- Born: 1955 (age 70–71)
- Occupation: Poet

= Adnan Al-Sayegh =

Iraqi poet

Adnan al-Sayegh (born 1955 in Al-Kufa, Iraq), "is one of the most original voices from the generation of Iraqi poets known as the Eighties Movement. His poetry, crafted with elegance, and sharp as an arrowhead, carries an intense passion for freedom love and beauty. Adnan uses his words as a weapon to denounce the devastation of war and the horrors of dictatorship."

In 1993, his criticism of oppression and injustice led to his exile in Jordan and Lebanon. After being sentenced to death in Iraq in 1996, because of the publication of "Uruk's Anthem," a long poem in which he gives voice to the profound despair of the Iraqi experience, he took refuge in Sweden. Since 2004, he has resided in London.

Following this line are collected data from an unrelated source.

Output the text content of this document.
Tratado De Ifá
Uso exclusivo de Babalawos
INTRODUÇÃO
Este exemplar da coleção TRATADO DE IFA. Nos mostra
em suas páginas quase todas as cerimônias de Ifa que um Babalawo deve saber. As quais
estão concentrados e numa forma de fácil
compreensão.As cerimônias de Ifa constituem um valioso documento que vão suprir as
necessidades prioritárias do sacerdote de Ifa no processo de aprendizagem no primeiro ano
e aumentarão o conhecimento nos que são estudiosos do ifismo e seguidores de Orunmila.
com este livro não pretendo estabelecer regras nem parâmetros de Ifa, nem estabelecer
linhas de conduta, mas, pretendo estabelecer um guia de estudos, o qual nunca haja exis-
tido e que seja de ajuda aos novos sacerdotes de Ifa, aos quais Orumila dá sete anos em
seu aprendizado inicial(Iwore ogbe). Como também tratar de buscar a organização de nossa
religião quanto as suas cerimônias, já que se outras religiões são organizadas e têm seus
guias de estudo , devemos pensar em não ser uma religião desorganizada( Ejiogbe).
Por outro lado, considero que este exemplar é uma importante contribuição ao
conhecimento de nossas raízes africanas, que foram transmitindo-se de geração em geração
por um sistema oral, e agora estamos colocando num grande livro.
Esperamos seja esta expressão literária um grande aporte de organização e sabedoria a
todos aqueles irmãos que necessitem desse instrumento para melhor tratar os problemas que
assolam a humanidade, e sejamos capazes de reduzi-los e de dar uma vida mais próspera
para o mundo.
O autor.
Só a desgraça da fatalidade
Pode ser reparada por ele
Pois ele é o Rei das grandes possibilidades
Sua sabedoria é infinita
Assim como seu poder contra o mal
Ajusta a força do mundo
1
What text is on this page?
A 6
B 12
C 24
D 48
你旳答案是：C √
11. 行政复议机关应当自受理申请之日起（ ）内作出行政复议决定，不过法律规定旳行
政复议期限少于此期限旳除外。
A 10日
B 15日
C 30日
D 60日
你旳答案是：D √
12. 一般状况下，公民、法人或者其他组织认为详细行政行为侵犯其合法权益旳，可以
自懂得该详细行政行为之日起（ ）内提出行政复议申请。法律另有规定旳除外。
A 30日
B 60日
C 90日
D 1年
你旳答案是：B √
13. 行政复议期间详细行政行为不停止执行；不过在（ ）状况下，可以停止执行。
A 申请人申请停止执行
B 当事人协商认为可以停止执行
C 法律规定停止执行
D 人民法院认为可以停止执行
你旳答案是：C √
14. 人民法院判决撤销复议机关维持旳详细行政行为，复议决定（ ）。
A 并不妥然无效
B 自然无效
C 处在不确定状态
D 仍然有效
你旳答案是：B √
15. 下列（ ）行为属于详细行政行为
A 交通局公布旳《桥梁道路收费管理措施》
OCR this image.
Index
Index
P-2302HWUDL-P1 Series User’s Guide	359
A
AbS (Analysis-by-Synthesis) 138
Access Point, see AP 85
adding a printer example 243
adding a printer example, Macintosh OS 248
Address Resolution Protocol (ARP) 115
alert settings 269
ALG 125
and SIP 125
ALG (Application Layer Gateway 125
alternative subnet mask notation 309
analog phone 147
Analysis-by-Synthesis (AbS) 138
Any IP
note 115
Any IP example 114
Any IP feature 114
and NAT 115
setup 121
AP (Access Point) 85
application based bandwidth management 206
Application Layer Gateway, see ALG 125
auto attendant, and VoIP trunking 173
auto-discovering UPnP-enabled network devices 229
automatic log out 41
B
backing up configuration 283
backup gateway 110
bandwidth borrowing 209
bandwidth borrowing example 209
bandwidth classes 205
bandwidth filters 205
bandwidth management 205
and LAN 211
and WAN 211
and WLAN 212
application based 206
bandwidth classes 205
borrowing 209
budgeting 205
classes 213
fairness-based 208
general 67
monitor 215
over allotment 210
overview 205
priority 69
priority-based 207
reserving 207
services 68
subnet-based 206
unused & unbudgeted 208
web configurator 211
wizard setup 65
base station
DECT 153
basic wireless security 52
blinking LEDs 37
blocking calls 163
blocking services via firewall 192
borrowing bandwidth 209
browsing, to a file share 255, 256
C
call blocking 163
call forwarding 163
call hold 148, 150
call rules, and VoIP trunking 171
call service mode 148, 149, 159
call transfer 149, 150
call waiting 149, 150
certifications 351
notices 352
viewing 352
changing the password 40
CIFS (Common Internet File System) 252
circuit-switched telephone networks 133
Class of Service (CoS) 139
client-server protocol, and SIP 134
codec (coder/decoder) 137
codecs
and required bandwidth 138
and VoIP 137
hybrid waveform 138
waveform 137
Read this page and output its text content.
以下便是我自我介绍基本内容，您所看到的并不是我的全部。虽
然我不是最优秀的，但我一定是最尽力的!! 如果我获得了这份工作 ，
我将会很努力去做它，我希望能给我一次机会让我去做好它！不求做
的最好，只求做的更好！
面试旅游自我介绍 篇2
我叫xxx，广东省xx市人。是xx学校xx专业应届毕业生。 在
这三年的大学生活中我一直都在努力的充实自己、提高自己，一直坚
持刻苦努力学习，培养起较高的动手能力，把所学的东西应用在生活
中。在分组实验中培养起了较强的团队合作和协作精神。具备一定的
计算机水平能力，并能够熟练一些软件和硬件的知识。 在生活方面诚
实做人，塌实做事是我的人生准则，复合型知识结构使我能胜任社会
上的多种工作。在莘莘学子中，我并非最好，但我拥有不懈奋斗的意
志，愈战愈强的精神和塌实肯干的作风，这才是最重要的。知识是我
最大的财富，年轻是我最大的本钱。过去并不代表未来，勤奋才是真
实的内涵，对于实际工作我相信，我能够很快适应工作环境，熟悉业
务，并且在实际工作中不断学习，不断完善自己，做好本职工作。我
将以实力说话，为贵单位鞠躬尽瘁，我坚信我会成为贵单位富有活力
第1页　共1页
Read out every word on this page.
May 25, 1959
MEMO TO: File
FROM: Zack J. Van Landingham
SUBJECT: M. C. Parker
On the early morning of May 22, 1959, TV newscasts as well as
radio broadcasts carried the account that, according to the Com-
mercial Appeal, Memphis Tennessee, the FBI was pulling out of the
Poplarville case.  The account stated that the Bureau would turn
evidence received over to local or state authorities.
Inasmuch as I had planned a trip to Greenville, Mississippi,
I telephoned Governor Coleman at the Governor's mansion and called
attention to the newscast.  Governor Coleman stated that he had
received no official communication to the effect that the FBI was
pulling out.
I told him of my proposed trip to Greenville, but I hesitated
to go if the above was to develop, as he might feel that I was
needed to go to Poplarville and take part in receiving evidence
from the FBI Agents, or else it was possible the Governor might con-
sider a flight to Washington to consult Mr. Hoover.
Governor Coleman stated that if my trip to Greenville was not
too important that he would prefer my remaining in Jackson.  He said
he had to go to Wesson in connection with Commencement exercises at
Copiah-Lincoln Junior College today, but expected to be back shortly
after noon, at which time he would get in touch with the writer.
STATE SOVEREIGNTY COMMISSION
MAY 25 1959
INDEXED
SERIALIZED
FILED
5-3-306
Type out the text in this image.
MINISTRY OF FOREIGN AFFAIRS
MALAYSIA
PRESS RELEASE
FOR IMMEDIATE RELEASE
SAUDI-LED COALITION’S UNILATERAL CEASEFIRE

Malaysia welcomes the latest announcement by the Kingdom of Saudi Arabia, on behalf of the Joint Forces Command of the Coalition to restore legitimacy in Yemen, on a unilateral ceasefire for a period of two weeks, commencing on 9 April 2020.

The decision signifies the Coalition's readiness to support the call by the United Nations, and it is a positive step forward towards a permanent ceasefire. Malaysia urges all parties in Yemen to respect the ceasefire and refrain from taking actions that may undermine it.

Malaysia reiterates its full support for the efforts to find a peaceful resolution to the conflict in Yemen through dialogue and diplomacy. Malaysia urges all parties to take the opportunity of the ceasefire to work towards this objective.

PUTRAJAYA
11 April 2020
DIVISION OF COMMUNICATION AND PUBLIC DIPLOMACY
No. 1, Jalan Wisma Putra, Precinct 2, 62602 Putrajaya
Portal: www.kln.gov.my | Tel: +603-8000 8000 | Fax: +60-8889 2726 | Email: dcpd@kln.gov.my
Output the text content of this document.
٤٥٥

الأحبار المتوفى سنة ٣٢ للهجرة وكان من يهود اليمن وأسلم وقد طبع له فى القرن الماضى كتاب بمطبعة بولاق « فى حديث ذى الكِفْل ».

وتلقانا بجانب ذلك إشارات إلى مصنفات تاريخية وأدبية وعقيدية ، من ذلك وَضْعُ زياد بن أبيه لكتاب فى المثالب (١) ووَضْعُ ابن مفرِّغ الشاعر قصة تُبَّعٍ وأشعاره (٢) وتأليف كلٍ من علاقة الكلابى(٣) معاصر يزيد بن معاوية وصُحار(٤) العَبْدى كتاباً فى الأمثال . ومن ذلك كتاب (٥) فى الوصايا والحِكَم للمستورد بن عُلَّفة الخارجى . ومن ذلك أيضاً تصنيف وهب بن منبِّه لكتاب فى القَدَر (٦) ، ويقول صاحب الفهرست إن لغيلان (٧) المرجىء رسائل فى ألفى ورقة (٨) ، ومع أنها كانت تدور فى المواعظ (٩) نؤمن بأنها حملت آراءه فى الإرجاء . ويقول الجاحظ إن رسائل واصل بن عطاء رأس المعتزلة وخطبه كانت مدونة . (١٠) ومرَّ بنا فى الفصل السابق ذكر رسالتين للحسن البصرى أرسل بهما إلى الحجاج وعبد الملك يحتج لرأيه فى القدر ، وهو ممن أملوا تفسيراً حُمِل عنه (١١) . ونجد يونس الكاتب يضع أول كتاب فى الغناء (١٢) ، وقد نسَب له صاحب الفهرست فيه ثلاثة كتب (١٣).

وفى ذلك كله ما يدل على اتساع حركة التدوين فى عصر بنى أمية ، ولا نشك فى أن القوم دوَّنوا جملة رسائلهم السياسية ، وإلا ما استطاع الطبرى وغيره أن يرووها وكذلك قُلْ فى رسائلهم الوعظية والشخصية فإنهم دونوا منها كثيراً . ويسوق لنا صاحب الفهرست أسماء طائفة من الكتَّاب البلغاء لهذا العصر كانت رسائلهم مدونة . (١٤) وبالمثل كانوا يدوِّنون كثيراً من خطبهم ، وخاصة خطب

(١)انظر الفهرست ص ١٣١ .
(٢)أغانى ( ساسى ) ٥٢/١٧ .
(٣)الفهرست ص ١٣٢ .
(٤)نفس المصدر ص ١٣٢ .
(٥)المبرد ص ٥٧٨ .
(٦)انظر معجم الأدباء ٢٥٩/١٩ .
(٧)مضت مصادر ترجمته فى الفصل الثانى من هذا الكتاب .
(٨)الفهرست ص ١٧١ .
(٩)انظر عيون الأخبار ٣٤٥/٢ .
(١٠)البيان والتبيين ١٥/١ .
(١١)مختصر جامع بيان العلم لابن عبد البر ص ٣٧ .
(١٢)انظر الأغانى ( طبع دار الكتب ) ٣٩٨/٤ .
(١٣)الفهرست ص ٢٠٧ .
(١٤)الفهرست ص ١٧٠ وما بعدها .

In the spring of 2006, Adnan al-Sayegh read his poems at the third Al-Marbed Poetry Festival in Basra,Iraq. The poems upset the intolerant armed militia and al-Sayegh was threatened with death and with having his tongue cut out. He was forced to leave Basra in haste and through Kuwait to return to his exile in London.

Adnan is a member of the Iraqi and Arab Writers Unions, the Iraqi and Arab Journalists Unions, the International Journalist Organization, the Swedish Writers Union and the Swedish Pen Club.

He has received several international awards; among them, the Hellman-Hammet International Poetry Award (New York, 1996), the Rotterdam International Poetry Award (1997) and the Swedish Writers Association Award (2005), and has been invited to read his poems in many festivals across the world.

His poems have been translated into English, Swedish, Spanish, French, German, Romanian, Norwegian, Danish, Dutch, Persian and Kurdish.

The following collections of Adnan's poetry have been published:
- Wait for me under the Statue of Liberty (Baghdad, 1984)
- Songs on the Bridge of Kufa (Baghdad, 1986)
- Sparrows don't Love Bullets (Baghdad, 1986)
- Sky in a Helmet (Baghdad, 1988)
- Mirrors for her Long Hair (Baghdad, 1992)
- Cloud of Glue (Baghdad, 1993)
- Under a Strange Sky (London, 1994)
- Formations (Beirut and Amman, 1996)
- Uruk's Anthem (Beirut, 1996)
- Carrying an Exile (Sweden, 2001)

An M.A. thesis on his work – The Poetry of Adnan al-Sayegh, a Technical Study – submitted to the Department of Modern Languages (University of Baghdad) by the Iraqi scholar and poet Arif al-Sa'adi, has been published (Sweden, 2007).